1) It will work - in which case you have highly compressed video formats already or a crazy good upload speed on your home internet

2) You will get a lot of buffering - can't broadcast fast enough and the device cannot/will not attempt to transcode

3) CPU/GPU usage on the server will go through the roof doing transcoding to get from source format to something it can broadcast to your device over WAN fast enough
 

nodle

Cheesemonger
Administrator
I removed Plex at lunch. I am going to try Synology default video player and see how that works. 
 

Davidc

Caulk Sucker
Members
I'll have you call your ISP and upgrade your upload to 10 megabits per second. I upped mine now up yours?
 

nodle

Cheesemonger
Administrator
I have been experimenting with some formats this morning. I am currently taking my .mkvfiles and converting them to .MP4 files. I can't tell the difference and they are way smaller and take up a lot less room.
 

ndboarder

Bill Gates' Gimp
Members
I have been experimenting with some formats this morning. I am currently taking my .mkvfiles and converting them to .MP4 files. I can't tell the difference and they are way smaller and take up a lot less room.
Have you tried from the source format to MKV and from source to MP4?   MKV is just the container - but I wonder if you are converting from MKV to MP4 if you are ending up with double compression
 

nodle

Cheesemonger
Administrator
Have you tried from the source format to MKV and from source to MP4?   MKV is just the container - but I wonder if you are converting from MKV to MP4 if you are ending up with double compression
I don't know. I do know that I will stick with the .MP4 format in the future. First off the file size is greatly reduced. Second I can't tell a difference in quality either. What I might try for a test is to rip the same DVD to .mp4 and see if it comes out to the same file size as the one being converted from .MKV to .MP4 and see if there is a difference. Some of my converting seems to get put in a .MPV format instead of a .MP4 format. I don't know what that is about but it seems to be the same as .MP4. Also I really like the built in Synology video player instead of Plex. It's so much cleaner and organizes my movies better.
 

nodle

Cheesemonger
Administrator
I really just want to get my software narrowed down. There are so many programs out there. I originally used Makemkv, and I am using Handbrake to convert them. But I also read that Handbrake can now rip DVDs. I just really want a simple "one button click" type of program to rip and encode my videos. Hopefully, Handbrake can do it all. I haven't read up about blue rays etc.
 

ndboarder

Bill Gates' Gimp
Members
I dunno - there shouldn't be much difference in MKV or MP4 sizes.  Generally MKV is preferred from what I've seen.  Probably depends what kind of site you look at, but most guys I know look for MKV over MP4 for better video and audio capabilities from what I'm told.
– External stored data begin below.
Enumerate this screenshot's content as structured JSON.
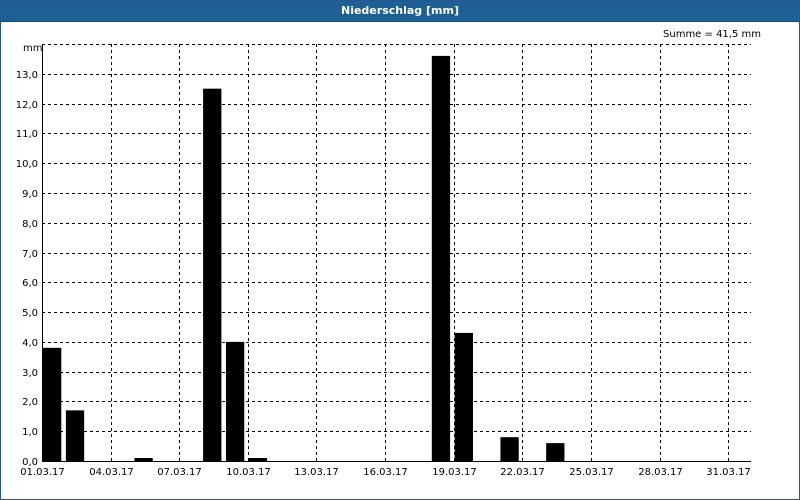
{
  "window": {
    "title": "Niederschlag [mm]"
  },
  "summary": {
    "text": "Summe = 41,5 mm"
  },
  "colors": {
    "titlebar": "#1e5f94",
    "bar": "#000000",
    "grid": "#000000",
    "axis": "#000000"
  },
  "chart_data": {
    "type": "bar",
    "title": "Niederschlag [mm]",
    "ylabel": "mm",
    "xlabel": "",
    "ylim": [
      0,
      14
    ],
    "grid": true,
    "y_ticks": [
      "0,0",
      "1,0",
      "2,0",
      "3,0",
      "4,0",
      "5,0",
      "6,0",
      "7,0",
      "8,0",
      "9,0",
      "10,0",
      "11,0",
      "12,0",
      "13,0"
    ],
    "x_tick_labels": [
      "01.03.17",
      "04.03.17",
      "07.03.17",
      "10.03.17",
      "13.03.17",
      "16.03.17",
      "19.03.17",
      "22.03.17",
      "25.03.17",
      "28.03.17",
      "31.03.17"
    ],
    "categories": [
      "01.03.17",
      "02.03.17",
      "03.03.17",
      "04.03.17",
      "05.03.17",
      "06.03.17",
      "07.03.17",
      "08.03.17",
      "09.03.17",
      "10.03.17",
      "11.03.17",
      "12.03.17",
      "13.03.17",
      "14.03.17",
      "15.03.17",
      "16.03.17",
      "17.03.17",
      "18.03.17",
      "19.03.17",
      "20.03.17",
      "21.03.17",
      "22.03.17",
      "23.03.17",
      "24.03.17",
      "25.03.17",
      "26.03.17",
      "27.03.17",
      "28.03.17",
      "29.03.17",
      "30.03.17",
      "31.03.17"
    ],
    "values": [
      3.8,
      1.7,
      0,
      0,
      0.1,
      0,
      0,
      12.5,
      4.0,
      0.1,
      0,
      0,
      0,
      0,
      0,
      0,
      0,
      13.6,
      4.3,
      0,
      0.8,
      0,
      0.6,
      0,
      0,
      0,
      0,
      0,
      0,
      0,
      0
    ]
  }
}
As for Synology video vs. Plex, whatever works for you better.  I have a hard time believing some built in junk from a network equipment manufacturer beats widely used software specifically developed for video/audio organization and playback.  Maybe better than the plex server available for your router, but 
 

nodle

Cheesemonger
Administrator
From what I have been reading you still need to use Makemkv to do the rip, then handbrake to do the conversion.
 

ndboarder

Bill Gates' Gimp
Members
Depends what you are doing.  If you need to remove encryption, then yes, unless you have something else to remove the encryption.  If for example, you had AnyDVD running to remove encryption, handbrake can just directly rip/transcode.

On the other hand I was doing some work with video formats a while back and I don't recall seeing much difference when I created MKV or MP4 files using Handbrake directly.  I ended up just going with what MakeMKV was spitting out - met my needs, looked and sounded fine for what I needed.  On struggle was 3D MKV - it's apparently possible, but I gave up
 

nodle

Cheesemonger
Administrator
Got a nice email today showing a monthly hard drive report that shows if there were and bad sectors detected, and a break down on each hard drive to show it's health status.